Take a Systems Approach
Individual technologies are definitely useful, but analysing systems always yields far larger opportunity than a piecemeal approach. I once conducted a project for an organisation that was far into the process of designing a new effluent treatment plant. The capital and operating costs were going to be significant, but these needed to be incurred in order to meet regulatory requirements. Over the course of the project, we discovered a number of opportunities to conserve raw materials, which ultimately led to large reductions in effluent loading, and ultimately a far smaller effluent treatment plant. By taking an integrated view that considered the manufacturing process together with effluent treatment, costs were saved in both areas. A failure to do this could have resulted in a grossly over-sized treatment plant.

Scan the environment
What is your industry doing as far as sustainability is concerned? What new developments do your OEM’s have to offer? Are there new regulations on the horizon which could impose additional costs on your business? Are there specialist skills your organisation needs which are available in the marketplace? Are there financial incentives available from your government? By knowing what is out there you have a head start in terms of opportunities and threats.  

Develop a network of sustainability partners
Your organisation should build internal capacity as far as possible in terms of the skills necessary to pursue initiatives in resource efficiency and pollution prevention, but it is unlikely that all of the skills required will be available internally. Partner with others in achieving your sustainability objectives. These partners could be your raw material suppliers, OEM’s, suppliers of specialist measuring equipment, research institutions, consulting companies, sister sites within your organisation, financiers and others. If necessary put the requisite confidentiality agreements in place, but by working with leaders in the field you save yourself from reinventing the wheel and also reduce the lead time required to advance along your sustainability journey.

Review continuously
The issues which impact on these projects change continuously. Energy prices fluctuate. Water and waste management costs do too. Technology is evolving continuously.

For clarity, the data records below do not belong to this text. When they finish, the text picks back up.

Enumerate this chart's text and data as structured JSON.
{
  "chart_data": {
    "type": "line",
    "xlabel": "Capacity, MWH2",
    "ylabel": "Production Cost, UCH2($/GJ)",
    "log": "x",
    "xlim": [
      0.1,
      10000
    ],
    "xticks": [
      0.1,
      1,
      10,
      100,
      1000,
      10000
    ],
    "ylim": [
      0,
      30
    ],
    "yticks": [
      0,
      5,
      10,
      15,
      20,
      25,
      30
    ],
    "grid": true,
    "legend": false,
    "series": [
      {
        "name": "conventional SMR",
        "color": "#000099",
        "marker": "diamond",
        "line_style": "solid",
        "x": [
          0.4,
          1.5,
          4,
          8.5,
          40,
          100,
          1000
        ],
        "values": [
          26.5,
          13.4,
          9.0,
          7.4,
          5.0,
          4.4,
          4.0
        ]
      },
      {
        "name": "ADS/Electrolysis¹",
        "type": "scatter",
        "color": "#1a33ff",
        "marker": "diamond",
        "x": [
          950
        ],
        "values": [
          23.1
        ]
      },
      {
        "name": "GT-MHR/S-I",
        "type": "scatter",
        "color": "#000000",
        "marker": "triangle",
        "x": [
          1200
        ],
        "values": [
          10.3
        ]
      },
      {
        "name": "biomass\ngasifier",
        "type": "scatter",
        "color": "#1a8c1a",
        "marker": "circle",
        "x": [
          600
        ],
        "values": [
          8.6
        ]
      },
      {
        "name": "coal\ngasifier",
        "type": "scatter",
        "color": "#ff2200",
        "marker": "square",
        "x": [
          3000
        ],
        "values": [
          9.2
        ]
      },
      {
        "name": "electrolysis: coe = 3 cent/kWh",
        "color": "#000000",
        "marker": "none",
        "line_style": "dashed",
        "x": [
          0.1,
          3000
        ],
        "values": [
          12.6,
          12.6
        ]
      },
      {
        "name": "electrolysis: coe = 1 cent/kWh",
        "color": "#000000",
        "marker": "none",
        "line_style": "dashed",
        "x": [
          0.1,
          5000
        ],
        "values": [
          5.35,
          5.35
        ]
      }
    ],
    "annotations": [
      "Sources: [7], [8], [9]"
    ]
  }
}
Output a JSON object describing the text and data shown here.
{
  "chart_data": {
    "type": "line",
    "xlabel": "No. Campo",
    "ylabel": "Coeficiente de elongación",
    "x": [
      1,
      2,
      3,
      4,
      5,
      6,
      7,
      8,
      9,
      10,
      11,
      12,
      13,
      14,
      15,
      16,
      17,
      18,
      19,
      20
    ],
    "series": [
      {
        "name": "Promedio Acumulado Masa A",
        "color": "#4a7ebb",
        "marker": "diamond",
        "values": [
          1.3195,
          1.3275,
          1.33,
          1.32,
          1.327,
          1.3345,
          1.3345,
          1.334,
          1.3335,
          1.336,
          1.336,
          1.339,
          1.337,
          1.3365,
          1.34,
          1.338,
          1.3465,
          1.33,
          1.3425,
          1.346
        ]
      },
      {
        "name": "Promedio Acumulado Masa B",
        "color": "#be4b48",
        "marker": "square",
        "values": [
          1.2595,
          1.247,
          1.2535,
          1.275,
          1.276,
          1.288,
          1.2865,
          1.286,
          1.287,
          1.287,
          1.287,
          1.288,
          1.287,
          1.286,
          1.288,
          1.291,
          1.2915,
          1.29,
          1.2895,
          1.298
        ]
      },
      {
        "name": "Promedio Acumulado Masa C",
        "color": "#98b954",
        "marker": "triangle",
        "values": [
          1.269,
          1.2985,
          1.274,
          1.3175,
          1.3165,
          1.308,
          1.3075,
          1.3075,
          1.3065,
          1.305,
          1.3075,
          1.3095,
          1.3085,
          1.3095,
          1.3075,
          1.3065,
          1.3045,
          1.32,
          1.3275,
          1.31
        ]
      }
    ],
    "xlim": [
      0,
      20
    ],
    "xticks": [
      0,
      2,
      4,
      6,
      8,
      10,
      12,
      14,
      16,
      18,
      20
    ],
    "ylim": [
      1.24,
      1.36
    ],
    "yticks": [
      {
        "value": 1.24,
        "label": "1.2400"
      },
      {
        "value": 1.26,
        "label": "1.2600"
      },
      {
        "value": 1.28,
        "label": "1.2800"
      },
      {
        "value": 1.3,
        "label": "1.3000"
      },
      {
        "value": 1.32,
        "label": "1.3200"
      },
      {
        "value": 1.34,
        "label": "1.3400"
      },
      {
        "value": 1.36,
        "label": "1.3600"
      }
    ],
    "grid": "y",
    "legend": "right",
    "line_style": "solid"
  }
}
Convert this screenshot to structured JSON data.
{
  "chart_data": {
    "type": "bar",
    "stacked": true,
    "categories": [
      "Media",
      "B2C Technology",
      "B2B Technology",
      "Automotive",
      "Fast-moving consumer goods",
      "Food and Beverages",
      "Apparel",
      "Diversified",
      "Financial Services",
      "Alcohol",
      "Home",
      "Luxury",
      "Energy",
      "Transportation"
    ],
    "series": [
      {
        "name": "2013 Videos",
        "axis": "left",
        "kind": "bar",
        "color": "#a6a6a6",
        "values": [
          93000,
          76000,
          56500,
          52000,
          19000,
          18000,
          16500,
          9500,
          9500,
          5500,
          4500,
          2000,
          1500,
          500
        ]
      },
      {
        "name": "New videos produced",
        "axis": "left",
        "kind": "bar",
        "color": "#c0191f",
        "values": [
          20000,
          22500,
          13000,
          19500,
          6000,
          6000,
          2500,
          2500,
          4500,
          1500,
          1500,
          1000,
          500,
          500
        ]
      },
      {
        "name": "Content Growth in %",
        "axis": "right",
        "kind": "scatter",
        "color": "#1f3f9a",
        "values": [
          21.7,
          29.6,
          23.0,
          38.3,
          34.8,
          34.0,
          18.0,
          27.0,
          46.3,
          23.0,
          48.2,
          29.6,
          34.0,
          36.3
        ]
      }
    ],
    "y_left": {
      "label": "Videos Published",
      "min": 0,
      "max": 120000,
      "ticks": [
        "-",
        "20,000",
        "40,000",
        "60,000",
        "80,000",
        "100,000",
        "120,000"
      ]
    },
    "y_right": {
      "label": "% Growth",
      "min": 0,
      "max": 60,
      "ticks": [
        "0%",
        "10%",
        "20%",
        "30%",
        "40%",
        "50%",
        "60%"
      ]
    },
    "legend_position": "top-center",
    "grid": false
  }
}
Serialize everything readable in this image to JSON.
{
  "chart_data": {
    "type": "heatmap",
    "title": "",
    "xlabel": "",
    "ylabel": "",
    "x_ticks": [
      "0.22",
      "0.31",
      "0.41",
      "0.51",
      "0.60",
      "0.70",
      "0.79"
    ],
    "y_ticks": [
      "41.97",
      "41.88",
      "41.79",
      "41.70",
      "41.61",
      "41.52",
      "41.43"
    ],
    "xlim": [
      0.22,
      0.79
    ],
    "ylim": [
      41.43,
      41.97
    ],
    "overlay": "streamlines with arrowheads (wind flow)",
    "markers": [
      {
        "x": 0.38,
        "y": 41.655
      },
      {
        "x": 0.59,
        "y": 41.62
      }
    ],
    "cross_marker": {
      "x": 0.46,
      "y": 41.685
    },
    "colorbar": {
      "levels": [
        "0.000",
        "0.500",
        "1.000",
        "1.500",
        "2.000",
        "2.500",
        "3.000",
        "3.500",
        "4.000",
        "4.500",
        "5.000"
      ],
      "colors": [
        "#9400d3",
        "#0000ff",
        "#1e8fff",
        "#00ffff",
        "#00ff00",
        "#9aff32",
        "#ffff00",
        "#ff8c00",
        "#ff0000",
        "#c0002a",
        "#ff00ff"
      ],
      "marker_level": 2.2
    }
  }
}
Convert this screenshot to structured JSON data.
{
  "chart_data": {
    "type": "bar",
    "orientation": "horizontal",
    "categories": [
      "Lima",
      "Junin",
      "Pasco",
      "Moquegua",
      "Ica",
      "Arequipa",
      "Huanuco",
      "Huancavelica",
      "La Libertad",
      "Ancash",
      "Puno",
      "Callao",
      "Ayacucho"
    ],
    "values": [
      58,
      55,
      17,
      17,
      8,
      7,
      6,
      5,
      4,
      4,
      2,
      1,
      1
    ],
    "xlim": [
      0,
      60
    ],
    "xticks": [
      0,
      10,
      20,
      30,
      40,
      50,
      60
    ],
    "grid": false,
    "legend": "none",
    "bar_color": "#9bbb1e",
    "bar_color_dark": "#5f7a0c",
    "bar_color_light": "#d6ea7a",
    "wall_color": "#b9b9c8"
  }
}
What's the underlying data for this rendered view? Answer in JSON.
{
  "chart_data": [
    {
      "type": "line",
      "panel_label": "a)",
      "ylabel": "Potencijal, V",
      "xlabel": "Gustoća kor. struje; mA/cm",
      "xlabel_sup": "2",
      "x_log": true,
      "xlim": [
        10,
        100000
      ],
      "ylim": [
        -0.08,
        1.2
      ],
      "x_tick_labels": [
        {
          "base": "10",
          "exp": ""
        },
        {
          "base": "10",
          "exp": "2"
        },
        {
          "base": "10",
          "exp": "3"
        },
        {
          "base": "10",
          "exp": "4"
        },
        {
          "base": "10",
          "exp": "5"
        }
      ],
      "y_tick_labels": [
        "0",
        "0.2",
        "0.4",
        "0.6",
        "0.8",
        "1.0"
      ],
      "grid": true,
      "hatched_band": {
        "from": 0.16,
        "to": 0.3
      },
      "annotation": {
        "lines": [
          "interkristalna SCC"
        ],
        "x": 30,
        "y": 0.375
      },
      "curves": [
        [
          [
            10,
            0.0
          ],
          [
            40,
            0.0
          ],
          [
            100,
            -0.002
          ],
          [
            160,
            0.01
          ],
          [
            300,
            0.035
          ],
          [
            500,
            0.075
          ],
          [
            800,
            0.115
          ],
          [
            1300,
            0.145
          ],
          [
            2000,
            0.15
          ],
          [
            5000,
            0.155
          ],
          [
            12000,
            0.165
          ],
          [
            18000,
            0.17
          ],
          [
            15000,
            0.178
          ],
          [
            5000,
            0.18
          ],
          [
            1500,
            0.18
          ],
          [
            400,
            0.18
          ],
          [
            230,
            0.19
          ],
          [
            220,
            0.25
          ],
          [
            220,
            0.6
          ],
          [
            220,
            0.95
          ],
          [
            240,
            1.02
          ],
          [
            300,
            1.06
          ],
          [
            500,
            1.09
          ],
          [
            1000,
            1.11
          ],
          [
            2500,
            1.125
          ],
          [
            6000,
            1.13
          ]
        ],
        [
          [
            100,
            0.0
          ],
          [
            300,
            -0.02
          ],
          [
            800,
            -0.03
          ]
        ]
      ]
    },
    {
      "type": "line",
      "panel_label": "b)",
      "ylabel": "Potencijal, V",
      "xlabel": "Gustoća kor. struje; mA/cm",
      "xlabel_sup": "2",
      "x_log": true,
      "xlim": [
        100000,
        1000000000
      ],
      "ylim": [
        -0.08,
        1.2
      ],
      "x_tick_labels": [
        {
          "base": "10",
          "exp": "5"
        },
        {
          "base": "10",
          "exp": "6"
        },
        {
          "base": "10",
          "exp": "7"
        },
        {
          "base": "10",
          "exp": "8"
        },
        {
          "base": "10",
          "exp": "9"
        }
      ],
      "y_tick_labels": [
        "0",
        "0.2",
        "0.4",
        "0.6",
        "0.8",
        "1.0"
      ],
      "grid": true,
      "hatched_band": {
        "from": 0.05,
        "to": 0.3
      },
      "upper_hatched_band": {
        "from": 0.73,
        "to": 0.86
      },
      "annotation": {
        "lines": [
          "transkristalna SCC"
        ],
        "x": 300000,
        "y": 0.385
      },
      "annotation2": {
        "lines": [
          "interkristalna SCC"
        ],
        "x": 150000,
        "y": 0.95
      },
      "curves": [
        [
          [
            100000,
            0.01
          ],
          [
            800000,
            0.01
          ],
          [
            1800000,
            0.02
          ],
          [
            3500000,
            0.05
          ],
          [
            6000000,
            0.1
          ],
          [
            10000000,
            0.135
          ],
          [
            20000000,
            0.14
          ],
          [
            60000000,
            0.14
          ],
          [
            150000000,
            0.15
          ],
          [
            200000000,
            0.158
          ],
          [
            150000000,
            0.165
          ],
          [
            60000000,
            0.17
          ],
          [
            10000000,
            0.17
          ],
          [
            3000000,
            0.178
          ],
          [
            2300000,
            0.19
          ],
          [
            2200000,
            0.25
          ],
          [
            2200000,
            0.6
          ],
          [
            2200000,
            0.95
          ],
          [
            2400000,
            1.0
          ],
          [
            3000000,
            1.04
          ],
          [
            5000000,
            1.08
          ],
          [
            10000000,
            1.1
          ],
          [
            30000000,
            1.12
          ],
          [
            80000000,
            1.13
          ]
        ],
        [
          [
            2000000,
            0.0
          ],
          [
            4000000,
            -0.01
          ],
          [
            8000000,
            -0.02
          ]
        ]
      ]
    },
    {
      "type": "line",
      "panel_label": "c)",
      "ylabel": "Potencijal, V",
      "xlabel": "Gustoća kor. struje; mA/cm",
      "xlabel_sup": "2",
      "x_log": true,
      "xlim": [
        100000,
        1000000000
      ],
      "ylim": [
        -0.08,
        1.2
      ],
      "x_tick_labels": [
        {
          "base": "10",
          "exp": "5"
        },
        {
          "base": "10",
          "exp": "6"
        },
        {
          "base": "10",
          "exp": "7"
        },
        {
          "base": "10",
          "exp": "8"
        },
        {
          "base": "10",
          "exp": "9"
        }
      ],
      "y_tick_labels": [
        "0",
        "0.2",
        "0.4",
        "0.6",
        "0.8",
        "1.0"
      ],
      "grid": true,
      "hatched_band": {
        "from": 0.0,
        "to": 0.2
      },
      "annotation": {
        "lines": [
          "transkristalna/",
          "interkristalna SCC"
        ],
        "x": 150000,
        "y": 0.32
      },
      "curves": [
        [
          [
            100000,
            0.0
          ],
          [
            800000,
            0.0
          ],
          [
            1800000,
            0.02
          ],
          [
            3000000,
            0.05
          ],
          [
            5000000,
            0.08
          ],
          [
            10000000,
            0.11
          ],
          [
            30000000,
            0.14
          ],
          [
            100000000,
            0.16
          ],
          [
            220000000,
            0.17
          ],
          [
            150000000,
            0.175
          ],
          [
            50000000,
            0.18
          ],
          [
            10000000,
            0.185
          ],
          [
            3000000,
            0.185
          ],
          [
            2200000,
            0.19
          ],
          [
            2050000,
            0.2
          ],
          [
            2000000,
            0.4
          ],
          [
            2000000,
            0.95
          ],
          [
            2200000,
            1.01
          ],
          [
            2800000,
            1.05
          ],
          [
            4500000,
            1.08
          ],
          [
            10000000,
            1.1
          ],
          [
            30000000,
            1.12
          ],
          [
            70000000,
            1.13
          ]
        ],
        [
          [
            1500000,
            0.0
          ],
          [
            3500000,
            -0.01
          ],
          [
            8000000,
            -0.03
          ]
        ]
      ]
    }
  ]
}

A solution which may not have been feasible a year ago could well be feasible today purely on the basis of the economics, or a new technological innovation could help break a hitherto impenetrable performance barrier. Once you have your portfolio of projects in place, keep going back to individual projects to reassess their viability.

These are just some of my preliminary thoughts on what for me is a fascinating subject. Think about it, your organisation could be sitting on a wealth of improvement opportunities, but may not be realising the benefits. The risks involved are typically lower than traditional financial investments, since in many instances tried and tested approaches can be employed. It is in any event possible to determine the risks of individual projects fairly comprehensively – something that can’t be said about investments in financial markets. And best of all, these projects benefit society, enhance reputation and are in essence the right thing to do.